Brief van Bertrand

Hallo vader,

Op dit moment dobber ik midden op zee op een houten vlot, vandaar dat mijn handschrift wat slordig is. Alfred en ik zijn veilig in Doriath aangekomen. De stad werd belegerd en daarom hebben we goed betaald kunnen aanmonsteren op een schip dat naar Zamp ging. Onderweg kregen we last van twee piraten, waarvan we er een in de fik gestoken hebben. Achtervolgd door de ander zijn we in een storm aan de grond gelopen op een eiland. Met de overlevenden hebben we een basiskamp opgeslagen. Ik kan aardig goed opschieten met de groep huurlingen die samen met ons aangenomen zijn. Onder de passagiers zijn een paar maffe lui, met bijzondere ideeën. Ook zijn er een paar gevangen die met ons schip gedeporteerd werden, compleet met bewaking.

We zijn met het grootste deel van de huurlingen het eiland af gaan zoeken naar eten terwijl de rest vlotten ging bouwen. Alfred bleef bij het kamp klusjes doen, hij blijft een stadsmens. Er was daar helemaal geen eten, alleen een paar oude gebouwen en een tempel met levende lijken. Iedereen is dus op rantsoen.

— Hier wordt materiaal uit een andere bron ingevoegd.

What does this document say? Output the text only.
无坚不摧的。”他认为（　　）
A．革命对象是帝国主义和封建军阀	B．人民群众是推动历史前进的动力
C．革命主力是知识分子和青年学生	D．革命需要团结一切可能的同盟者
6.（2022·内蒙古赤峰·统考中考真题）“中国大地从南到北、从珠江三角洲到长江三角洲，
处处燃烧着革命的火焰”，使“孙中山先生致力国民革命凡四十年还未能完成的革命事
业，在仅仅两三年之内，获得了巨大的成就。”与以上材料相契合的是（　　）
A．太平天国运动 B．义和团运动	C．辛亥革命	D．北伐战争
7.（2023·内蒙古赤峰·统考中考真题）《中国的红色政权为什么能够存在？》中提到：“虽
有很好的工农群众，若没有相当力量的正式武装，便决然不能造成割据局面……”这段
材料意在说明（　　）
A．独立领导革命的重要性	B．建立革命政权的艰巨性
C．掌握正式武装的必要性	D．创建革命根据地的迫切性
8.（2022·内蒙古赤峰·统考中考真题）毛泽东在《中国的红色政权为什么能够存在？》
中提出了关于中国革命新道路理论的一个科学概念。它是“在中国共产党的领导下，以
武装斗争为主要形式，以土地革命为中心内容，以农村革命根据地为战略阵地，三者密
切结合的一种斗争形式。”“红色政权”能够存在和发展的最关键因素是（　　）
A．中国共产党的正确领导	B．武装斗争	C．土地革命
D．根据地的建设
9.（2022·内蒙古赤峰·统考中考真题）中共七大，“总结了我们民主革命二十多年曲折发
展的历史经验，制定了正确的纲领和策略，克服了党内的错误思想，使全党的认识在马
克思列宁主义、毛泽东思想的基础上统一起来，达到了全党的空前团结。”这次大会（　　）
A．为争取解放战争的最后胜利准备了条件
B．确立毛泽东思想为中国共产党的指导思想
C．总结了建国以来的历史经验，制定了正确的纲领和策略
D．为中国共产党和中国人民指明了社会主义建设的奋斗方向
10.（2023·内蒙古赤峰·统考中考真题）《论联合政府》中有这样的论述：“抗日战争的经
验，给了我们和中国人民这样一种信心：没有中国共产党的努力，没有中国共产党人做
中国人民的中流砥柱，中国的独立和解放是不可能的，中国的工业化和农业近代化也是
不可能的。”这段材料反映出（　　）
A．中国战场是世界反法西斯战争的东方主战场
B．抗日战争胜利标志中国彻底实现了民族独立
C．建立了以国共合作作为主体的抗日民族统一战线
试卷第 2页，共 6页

Toen onze vlotten om weg te komen bijna af waren kwamen er twee schepen aan. Dit waren of piraten, of de gebruikers van de tempel. Daarom hebben we een hinderlaag gelegd, die niet liep zoals ik gewild en verwacht had. De kapitein kreeg een of andere vervloeking over zich heen waardoor zijn hart zo ongeveer uit zijn borstkas gerukt werd. Een van de passagiers had eigen manschappen en een eigen agenda. Zij vonden het genoeg als de priesters terug trokken, terwijl de rest er volgens afspraak voor ging ze af te maken. Ik stond met nog een paar lui in de enige vluchtroute. Tactisch had hij waarschijnlijk gelijk, als wij kanonnenvoer waren geweest i.p.v. huurlingen. Hij komt dan ook op mijn persoonlijke zwarte lijst te staan.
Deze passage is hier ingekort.